The following tests evaluate the end-to-end performance of version 25.01 on multi-node GPU/PPU clusters. The comparison includes:

  1. Alibaba Cloud AI image: Base+ACCL: The base image using the ACCL communication library.

  2. Alibaba Cloud AI image: AC2+ACCL: The golden image using the AC2 BaseOS without any optimizations enabled.

  3. Alibaba Cloud AI image: AC2+ACCL+CompilerOpt: The golden image using the AC2 BaseOS with only the torch.compile optimization enabled.

  4. Alibaba Cloud AI image: AC2+ACCL+CompilerOpt+CkptOpt: The golden image using the AC2 BaseOS with both torch.compile and selective activation checkpointing optimizations enabled.

image.png

Quick start

The following examples show how to pull the training-xpu-pytorch image by using Docker.

Note

To use the training-xpu-pytorch image in ACS, select it from the Artifacts Center page when you create a workload in the console, or specify the image reference in a YAML file.

Step 1: Log in to the registry

docker login egslingjun-registry.cn-wulanchabu.cr.aliyuncs.com

Step 2: Enable optimizations

  • Enable compilation optimization

    Use the Transformers Trainer API:

    image.png

  • Enable memory optimization with activation checkpointing

    export CHECKPOINT_OPTIMIZATION=true

Step 3: Start the container

The image includes a built-in model training tool, ljperf. The following steps describe how to start the container and run a training task by using this tool.

Note

For Alibaba Cloud services, use a YAML file to reference the image.

LLM workloads

# Start the container and go to the command line
docker run --rm -it --ipc=host --net=host  --privileged egslingjun-registry.cn-wulanchabu.cr.aliyuncs.com/egslingjun/training-xpu-pytorch:[tag]

# Run a training demo
ljperf benchmark --model deepspeed/llama3-8b 

Step 4: Usage recommendations

  • The image contains modifications to libraries such as PyTorch and DeepSpeed that will be upstreamed. Do not reinstall these libraries.

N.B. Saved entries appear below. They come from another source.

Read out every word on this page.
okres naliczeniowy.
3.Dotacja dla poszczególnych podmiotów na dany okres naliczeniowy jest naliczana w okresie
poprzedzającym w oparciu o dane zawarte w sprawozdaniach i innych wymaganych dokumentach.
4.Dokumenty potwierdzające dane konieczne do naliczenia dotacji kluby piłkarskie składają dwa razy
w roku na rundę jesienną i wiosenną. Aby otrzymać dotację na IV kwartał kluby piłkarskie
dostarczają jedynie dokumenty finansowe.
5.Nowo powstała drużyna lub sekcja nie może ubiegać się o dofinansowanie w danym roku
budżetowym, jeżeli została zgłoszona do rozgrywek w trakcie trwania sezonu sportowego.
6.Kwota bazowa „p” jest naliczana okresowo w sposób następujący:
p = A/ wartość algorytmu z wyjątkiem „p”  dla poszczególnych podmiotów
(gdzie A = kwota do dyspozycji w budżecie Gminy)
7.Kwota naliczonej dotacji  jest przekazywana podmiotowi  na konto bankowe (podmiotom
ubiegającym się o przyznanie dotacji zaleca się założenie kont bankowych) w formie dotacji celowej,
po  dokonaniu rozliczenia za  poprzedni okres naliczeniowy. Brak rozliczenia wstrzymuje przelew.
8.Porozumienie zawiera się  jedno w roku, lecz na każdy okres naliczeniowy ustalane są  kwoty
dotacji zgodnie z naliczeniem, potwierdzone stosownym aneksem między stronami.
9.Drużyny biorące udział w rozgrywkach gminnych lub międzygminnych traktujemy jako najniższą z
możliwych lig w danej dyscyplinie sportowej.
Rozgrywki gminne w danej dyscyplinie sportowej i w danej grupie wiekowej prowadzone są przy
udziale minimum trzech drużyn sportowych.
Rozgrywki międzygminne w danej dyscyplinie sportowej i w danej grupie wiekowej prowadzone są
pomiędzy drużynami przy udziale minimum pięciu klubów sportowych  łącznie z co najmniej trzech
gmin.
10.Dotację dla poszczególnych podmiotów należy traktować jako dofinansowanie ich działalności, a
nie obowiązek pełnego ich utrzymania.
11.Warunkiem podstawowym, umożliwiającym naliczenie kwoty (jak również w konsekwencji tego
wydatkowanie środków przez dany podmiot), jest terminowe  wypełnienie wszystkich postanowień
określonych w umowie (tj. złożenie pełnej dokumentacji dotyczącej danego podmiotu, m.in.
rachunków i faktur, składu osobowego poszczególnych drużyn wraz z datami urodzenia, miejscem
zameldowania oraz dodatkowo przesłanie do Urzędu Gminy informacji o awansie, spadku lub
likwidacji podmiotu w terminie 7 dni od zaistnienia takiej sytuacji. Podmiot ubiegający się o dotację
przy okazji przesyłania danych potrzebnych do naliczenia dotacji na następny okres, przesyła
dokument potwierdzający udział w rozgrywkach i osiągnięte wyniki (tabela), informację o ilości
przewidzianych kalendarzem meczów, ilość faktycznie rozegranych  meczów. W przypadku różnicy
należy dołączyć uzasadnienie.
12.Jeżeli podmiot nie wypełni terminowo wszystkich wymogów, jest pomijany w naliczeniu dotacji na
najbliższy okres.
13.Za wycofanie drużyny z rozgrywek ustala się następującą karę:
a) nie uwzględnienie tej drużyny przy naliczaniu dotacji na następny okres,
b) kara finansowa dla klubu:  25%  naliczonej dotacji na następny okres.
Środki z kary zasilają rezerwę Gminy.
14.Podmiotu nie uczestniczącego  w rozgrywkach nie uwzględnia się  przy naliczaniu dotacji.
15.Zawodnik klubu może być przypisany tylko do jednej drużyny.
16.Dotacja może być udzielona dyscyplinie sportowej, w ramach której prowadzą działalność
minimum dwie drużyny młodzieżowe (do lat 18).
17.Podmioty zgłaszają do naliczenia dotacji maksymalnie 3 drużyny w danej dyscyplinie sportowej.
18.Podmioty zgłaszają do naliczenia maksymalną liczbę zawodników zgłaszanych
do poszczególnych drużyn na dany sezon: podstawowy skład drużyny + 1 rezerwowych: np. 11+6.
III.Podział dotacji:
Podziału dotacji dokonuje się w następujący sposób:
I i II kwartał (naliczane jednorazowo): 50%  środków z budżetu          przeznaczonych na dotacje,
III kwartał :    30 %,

  • In your DeepSpeed configuration, leave zero_optimization.stage3_prefetch_bucket_size empty or set it to auto.

Known issues

The PPU-compatible cuDNN version currently does not support the FMA feature. Consequently, the PPU-compatible TransformerEngine (TE) cannot use FusedAttention (cudnn). Use FlashAttention instead:export NVTE_FLASH_ATTN=1 && export NVTE_FUSED_ATTN=0.